Bangsal di NERV sangat besar, tapi karena tidak menerima pasien umum, lorong-lorongnya begitu sepi. Shinji cukup familier dengan tempat ini. Dari letak bangsal ini, ia bisa melihat lingkungan geofront bila menatap keluar melalui jendela; akan tampak hamparan hutan belantara dan danau buatan yang mengitari 'lubang raksasa'. Tentu saja ini membuat siapapun yang berjalan disini juga punya 'tingkat keamanan' khusus.

Oleh karena itu, cukup mengejutkan saat ia melihat orang asing tanpa seragam NERV berjalan di area ini. Berjalan dengan cara seolah di halaman rumahnya sendiri.

Jelas dia bukan orang biasa.

Tidak ada orang biasa yang berjalan bersisian dengan ayahnya seolah kedudukan mereka sejajar. Paling tidak, tidak di NERV. Pria berwajah ramah itu, tak pernah senyumnya memudar di depan ekspresi permanen ayahnya yang datar dan dingin. Shinji tak bisa menebak jelas umurnya; ia masih tampak muda—mungkin seusia Sersan Ryu—tapi orang Asia rata-rata kelihatan lebih muda dari umurnya. Terlebih, ia tampak sangat berkuasa....

Keduanya diikuti sekelompok pria berjas dan berkacamata hitam. Mereka tampak biasa saja, tapi earphone ditelinga mereka mengungkapkan fakta lain.

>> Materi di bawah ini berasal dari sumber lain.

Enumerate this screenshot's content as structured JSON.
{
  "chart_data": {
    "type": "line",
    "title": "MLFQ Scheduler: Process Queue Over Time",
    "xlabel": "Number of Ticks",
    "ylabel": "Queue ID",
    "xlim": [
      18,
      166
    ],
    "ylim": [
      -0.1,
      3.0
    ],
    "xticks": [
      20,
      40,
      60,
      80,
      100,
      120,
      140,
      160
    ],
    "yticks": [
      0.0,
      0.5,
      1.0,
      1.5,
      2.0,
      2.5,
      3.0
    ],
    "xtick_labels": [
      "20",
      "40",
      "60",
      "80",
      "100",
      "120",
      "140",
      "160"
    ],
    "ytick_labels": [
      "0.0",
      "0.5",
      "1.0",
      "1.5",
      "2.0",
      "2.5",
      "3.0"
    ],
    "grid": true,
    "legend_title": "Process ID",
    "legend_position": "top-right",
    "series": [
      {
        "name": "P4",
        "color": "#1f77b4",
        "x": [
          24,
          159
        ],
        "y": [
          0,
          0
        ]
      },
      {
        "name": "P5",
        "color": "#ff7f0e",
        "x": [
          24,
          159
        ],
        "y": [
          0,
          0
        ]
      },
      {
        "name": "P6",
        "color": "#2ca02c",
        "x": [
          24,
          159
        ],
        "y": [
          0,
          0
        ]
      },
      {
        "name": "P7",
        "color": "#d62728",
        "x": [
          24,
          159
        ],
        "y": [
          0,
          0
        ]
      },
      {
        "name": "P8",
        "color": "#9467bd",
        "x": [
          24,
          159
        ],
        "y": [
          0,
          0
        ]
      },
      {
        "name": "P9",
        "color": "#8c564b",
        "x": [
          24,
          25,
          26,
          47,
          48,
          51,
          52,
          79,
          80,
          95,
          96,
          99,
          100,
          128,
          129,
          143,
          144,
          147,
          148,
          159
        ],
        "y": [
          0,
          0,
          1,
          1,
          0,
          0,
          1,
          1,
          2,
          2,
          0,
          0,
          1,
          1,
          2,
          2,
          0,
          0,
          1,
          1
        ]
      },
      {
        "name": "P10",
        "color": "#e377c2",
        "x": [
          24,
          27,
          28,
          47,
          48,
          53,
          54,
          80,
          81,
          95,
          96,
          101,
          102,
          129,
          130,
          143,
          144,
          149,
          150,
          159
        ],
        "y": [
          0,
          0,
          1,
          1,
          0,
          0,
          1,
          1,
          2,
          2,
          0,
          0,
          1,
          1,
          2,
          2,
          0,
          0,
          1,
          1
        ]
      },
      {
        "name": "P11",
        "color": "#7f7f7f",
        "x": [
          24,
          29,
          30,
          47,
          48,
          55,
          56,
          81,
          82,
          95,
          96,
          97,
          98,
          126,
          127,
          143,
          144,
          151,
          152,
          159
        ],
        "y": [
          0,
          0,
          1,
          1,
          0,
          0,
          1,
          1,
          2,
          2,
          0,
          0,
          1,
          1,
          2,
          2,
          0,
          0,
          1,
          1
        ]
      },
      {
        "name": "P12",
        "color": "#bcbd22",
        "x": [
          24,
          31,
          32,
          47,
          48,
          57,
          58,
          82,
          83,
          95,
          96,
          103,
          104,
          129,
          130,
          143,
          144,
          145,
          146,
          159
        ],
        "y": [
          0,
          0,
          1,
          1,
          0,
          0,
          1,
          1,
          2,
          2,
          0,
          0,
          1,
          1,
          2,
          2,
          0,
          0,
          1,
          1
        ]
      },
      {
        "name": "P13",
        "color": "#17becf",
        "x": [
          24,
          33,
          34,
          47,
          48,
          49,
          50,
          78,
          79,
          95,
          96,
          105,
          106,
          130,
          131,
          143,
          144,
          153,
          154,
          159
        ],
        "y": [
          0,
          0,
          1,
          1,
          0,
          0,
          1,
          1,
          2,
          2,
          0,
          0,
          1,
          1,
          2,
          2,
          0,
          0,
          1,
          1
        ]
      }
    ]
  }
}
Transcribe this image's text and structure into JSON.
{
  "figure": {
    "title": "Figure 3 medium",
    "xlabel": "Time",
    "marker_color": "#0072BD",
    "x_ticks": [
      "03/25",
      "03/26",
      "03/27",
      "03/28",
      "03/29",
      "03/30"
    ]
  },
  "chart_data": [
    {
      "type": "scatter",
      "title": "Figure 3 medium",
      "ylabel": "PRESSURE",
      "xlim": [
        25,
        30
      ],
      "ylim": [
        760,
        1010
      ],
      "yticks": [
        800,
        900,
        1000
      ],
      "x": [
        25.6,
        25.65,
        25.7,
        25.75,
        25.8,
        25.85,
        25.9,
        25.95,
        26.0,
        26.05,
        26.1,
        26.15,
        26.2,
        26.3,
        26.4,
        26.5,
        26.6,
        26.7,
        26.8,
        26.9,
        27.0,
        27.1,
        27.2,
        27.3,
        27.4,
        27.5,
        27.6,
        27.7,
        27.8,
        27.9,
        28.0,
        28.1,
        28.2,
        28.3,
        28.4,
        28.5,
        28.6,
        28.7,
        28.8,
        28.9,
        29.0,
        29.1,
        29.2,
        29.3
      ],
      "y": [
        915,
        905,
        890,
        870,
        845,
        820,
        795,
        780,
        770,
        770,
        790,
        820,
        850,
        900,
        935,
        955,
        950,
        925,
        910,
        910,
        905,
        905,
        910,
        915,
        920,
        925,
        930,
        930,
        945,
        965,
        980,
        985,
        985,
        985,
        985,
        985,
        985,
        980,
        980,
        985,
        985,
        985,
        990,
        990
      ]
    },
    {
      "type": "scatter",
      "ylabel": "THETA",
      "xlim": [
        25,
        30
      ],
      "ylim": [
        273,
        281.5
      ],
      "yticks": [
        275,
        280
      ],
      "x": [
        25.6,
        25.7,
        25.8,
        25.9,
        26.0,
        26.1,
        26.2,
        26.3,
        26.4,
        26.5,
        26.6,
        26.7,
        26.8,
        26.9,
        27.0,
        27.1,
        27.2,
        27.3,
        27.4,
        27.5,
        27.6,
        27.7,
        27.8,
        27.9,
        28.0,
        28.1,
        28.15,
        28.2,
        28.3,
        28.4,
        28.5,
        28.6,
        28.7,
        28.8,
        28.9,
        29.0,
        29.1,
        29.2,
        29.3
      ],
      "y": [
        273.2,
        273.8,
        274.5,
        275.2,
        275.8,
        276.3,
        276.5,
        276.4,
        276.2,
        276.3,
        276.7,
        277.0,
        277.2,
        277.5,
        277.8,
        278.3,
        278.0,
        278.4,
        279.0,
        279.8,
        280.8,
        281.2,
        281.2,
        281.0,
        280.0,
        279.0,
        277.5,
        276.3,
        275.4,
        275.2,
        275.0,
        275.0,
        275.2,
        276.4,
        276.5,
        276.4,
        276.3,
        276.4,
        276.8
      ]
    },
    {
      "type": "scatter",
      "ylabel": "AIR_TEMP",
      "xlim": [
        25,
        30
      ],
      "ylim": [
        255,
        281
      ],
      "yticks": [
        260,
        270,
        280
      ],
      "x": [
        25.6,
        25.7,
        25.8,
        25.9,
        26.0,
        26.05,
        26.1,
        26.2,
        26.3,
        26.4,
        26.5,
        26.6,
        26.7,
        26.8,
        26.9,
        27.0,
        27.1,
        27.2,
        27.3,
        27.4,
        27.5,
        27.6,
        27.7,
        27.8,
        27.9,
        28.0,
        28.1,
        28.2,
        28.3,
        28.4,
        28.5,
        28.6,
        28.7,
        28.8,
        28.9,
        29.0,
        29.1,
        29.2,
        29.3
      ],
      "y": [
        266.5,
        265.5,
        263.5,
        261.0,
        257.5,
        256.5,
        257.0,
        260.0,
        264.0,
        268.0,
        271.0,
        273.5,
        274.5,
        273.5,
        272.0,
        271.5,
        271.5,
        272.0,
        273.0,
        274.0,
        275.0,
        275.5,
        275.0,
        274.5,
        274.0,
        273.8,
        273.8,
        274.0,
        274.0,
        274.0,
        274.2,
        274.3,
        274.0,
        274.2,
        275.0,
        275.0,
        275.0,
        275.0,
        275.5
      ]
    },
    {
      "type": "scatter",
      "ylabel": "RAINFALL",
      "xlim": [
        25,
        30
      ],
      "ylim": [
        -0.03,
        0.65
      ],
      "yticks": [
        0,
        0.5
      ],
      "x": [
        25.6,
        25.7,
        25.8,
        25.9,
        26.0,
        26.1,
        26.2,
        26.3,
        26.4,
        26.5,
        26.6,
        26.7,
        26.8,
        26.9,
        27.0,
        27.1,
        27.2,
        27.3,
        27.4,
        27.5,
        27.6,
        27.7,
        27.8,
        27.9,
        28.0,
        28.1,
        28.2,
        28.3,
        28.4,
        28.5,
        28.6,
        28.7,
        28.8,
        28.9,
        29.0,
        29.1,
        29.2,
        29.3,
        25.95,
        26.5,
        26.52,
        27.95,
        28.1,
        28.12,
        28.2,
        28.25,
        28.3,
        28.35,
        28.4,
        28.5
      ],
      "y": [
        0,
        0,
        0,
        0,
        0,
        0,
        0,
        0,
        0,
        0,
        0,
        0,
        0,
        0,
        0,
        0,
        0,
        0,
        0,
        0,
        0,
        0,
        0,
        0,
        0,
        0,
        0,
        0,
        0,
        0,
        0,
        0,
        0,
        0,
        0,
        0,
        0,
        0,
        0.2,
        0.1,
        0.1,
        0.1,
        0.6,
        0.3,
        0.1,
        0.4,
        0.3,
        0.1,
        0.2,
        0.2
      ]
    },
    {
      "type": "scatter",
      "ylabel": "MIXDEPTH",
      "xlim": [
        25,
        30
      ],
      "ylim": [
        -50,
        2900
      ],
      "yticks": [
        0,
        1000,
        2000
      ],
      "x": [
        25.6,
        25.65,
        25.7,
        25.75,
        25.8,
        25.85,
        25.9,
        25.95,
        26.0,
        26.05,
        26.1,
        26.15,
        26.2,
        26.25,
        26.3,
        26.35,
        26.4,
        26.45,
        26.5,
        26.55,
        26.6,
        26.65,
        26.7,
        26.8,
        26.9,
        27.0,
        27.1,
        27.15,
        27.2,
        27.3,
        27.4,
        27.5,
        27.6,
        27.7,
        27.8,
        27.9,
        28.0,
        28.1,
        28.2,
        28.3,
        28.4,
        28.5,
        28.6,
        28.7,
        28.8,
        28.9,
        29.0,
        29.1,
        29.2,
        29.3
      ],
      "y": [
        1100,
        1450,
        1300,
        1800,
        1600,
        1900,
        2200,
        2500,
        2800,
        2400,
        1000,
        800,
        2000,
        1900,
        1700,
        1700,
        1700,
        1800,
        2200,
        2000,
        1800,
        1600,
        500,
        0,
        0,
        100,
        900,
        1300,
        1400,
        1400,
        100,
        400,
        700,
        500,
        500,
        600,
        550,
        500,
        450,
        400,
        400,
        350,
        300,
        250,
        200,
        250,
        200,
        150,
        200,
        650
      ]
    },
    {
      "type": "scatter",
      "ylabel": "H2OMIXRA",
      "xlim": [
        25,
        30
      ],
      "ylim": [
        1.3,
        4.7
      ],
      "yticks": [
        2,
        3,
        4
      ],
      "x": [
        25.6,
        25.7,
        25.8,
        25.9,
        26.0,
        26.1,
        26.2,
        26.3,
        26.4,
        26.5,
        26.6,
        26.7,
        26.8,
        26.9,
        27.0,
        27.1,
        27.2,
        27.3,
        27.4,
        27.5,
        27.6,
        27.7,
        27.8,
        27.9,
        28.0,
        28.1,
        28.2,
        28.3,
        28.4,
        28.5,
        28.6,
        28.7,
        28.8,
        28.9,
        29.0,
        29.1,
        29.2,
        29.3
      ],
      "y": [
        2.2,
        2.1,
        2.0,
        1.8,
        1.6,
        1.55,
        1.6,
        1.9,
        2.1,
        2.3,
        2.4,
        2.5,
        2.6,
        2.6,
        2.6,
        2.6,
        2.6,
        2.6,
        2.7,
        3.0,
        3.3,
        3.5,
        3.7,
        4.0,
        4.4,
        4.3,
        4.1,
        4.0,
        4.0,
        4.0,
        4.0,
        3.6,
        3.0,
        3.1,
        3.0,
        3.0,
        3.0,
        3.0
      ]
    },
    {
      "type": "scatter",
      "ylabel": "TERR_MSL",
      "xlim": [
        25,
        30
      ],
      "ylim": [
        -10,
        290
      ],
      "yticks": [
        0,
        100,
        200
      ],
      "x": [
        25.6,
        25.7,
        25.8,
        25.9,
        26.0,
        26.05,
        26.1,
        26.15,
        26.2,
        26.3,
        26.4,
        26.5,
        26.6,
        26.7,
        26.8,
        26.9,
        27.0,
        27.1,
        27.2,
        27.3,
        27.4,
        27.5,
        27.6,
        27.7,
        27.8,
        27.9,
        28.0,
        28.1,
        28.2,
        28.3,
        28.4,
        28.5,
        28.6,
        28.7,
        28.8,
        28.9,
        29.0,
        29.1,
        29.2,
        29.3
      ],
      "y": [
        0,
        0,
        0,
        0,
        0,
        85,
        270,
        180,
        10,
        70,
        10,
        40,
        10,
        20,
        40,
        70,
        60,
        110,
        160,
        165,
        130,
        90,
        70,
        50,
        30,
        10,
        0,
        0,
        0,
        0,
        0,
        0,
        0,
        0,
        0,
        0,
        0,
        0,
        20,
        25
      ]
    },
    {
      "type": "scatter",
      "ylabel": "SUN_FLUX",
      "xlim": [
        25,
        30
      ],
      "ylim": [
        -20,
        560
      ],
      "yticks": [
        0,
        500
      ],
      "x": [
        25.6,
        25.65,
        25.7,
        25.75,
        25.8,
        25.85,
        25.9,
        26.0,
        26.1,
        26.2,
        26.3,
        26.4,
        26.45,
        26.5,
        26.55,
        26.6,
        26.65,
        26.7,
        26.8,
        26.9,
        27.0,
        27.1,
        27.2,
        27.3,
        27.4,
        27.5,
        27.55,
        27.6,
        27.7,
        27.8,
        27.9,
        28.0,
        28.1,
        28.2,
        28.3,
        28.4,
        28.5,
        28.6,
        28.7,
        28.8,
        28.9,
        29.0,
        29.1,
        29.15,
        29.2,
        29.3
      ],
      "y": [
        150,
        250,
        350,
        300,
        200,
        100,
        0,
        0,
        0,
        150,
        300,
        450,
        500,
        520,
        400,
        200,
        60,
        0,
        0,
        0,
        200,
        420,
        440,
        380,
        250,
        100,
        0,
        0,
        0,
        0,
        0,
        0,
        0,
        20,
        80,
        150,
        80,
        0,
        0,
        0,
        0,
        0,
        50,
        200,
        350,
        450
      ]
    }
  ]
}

Pria itu memakai setelan jas formal dengan hanfu membungkusnya. Tapi, sekali lihat pun Shinji tahu bahwa setelan itu tidak murahan; potongannya rapi dan melingkupi profil-nya seperti kulit kedua seolah dibuat khusus untuknya. Saat ini sudah jarang sekali ada orang yang memakai kimono, karena dirasa kurang praktis dan juga sudah tidak banyak pengerajin kimono yang tersisa. Hal ini menunjukkan bahwa latar belakang pria itu tidak biasa. Rambut hitamnya dipotong dan ditata dengan gaya elegan. Saat ia tersenyum, matanya ikut tersenyum dan ujungnya agak naik membuatnya tampak seperti rubah. 

Saat mereka berpapasan, mata pria itu jatuh padanya. Shinji mencium wangi dupa, membuatnya memelankan langkah sambil menoleh padanya. Seketika mata mereka bersirobok, perbwdaan tinggi badan mereka, membuat Shinji harus mendongak. Ekspresi pria itu menggambarkan sesuatu yang tak dapat dijelaskan Shinji. Namun, ekspresi itu sedetik kemudian hilang. Ia tersenyum sambil menyapanya dengan anggukan, yang dibalas Shinji dengan cara yang sama.

Setelah beberapa langkah pria itu berhenti dan menoleh ke belakang, pada punggung Shinji yang menjauh.

"Dia... Pilot Shinji Ikari-kun, benar?" Nadanya lembut tapi tegas, cara bicaranya seolah ia tak pernah dibantah. Seolah terbiasa di puncak kekuasaan.

"Benar."

"Bukankah cukup berat melepaskan putra satu-satunya ke medan perang di usia yang masih sangat muda..."

"Bila itu harga yang harus Saya bayar demi umat manusia."

Pria itu tersenyum, "Jika itu yang ada dalam pikiran Ikari-san, tentu Saya merasa sangat lega. Di masa seperti ini dengan NERV berada di garis depan, memimpin semua unit untuk bersatu mempertahankan masa depan sungguh membuat orang seperti ku lega.... Terlebih kita adalah rakyat Jepang lebih dulu sebelum masyarakat dunia. Dan tentunya NERV tidak akan lupa di tanah mana ia berada."

Wajah Gendo tak menunjukkan ekspresi apapun.

Pria itu membuka mata sipitnya, tatapannya tampak dingin, walau senyumnya tak pernah memudar, "Aku harap Ikari-san tidak melupakan panggilan negara."

"Tentu saja, Hiro-dono..."

"Bagaimana jika Saya mempertimbangkan tawaran Ikari-san dengan satu syarat?"

"Saya mendengarkan."

"Tidak perlu terlalu tegang, ini bukan syarat yang sulit. Nah... kebetulan Kako heika* sempat menyebut ketertarikannya untuk bertemu dengan Pilot Ikari-kun. Bila Anda setuju dengan ini, maka Saya akan mengirimkan undangan resmi dari Royal House." (*Yang Mulia).